Yet, I find myself feeling restless and completely out of sorts. Moreover, I sense it in the kids. In fact, over these last two weeks, I have noticed explosive behavior in the form of tantrums, compounded by sleeping trouble, followed by increased whining and clinginess. At first, I ignored it; I guess I just didn’t want to see the signs. Instead, my frustration level only increased with each bedtime battle or morning meltdown a la Unit 2… a.k.a the six-year old.
I didn’t really acknowledge his feelings and I have an advanced degree in Social Work for pity sake (bad mommy, bad mommy, and bad mommy). After all, Kindergarten was a huge step for him and for someone who is not really “go with the flow,” he truly rose to the challenge successfully. Now, his carefully constructed world that took a full school year to master is coming to a crashing halt and he is free falling. Never mind that camp starts four days from now…school is ending, his beloved teacher will move on to a new class, the little community that he has come to know and love will ultimately disband as the curtain comes down on the Kindergarten finale. Well, that’s just harsh and it totally sucks. No wonder he has been beyond annoying these last two weeks to the point where I literally needed a drink last night (Mike’s Hard Lemonade, in case you’re interested) and a few hundred chocolate chip cookies.

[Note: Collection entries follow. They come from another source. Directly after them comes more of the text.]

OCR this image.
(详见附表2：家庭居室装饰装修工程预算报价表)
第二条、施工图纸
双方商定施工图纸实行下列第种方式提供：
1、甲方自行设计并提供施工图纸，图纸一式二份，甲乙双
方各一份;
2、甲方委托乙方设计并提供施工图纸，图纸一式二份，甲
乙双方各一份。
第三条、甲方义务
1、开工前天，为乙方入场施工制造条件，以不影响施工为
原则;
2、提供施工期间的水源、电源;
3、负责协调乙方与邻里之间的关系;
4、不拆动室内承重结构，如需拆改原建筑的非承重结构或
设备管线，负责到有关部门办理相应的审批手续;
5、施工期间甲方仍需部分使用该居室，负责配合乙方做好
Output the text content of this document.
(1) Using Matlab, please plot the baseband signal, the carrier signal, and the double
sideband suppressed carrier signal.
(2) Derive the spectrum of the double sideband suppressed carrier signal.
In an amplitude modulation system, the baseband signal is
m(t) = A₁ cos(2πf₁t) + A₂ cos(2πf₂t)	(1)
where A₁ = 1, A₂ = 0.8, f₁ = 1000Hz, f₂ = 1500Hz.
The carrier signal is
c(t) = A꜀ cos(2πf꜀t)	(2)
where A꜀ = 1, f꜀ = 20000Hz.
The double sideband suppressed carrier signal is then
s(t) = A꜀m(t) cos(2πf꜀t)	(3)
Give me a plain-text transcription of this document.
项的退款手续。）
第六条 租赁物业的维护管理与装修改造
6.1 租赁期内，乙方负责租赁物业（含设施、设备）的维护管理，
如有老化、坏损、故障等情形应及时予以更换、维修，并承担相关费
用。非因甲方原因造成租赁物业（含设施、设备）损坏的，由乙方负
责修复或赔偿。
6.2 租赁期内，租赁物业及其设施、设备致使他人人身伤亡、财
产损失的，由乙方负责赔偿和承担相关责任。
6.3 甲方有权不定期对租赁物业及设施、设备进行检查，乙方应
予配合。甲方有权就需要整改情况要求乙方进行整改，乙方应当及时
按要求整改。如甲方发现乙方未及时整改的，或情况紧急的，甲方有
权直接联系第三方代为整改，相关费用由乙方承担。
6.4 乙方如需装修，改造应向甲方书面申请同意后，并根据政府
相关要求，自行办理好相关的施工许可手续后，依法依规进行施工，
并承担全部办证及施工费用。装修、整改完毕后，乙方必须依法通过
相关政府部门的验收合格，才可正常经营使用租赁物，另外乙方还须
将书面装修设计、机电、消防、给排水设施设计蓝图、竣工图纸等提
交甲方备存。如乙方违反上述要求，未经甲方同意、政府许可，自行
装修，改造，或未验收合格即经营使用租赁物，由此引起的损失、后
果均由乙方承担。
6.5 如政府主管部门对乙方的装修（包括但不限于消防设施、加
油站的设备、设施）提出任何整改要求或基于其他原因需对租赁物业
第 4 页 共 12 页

Life is Like a Stuck Gas Pedal
So, when I think how I completely ignored all these symptoms…I had to ask why. I mean, I am not a clueless person. Though I must be when I’m trying to repress my own feelings of bittersweet melancholy, because, like my kids, I too sense big changes around the bend. Leah will go to sleepaway camp this year for the first time and then enter her final year of elementary school, and Unit 2 will be moving on to 1st grade. Now for those of you with small children, you know that once they hit 1st grade, life is like a stuck gas pedal.
It’s ironic that from the moment our children are born we are pushing them to reach milestones right away. We try to get them on a sleep cycle, roll over, stand up, walk and talk. I remember endless playgroup conversations highlighting each child’s movement while meticulously comparing it to others. Yet, now, I really want to slow the bus down. I want the years back so I can make improvements, be more in the moment, and appreciate the sweetness of it all (oh, and if you can give me those years back without gray hair, sleep deprivation, 10 lbs, compromised breasts, and never having to change an explosive diaper, that would be really great).
Slow the Bus Down
Is that too much to ask? I guess we all know the answer to that rhetorical question.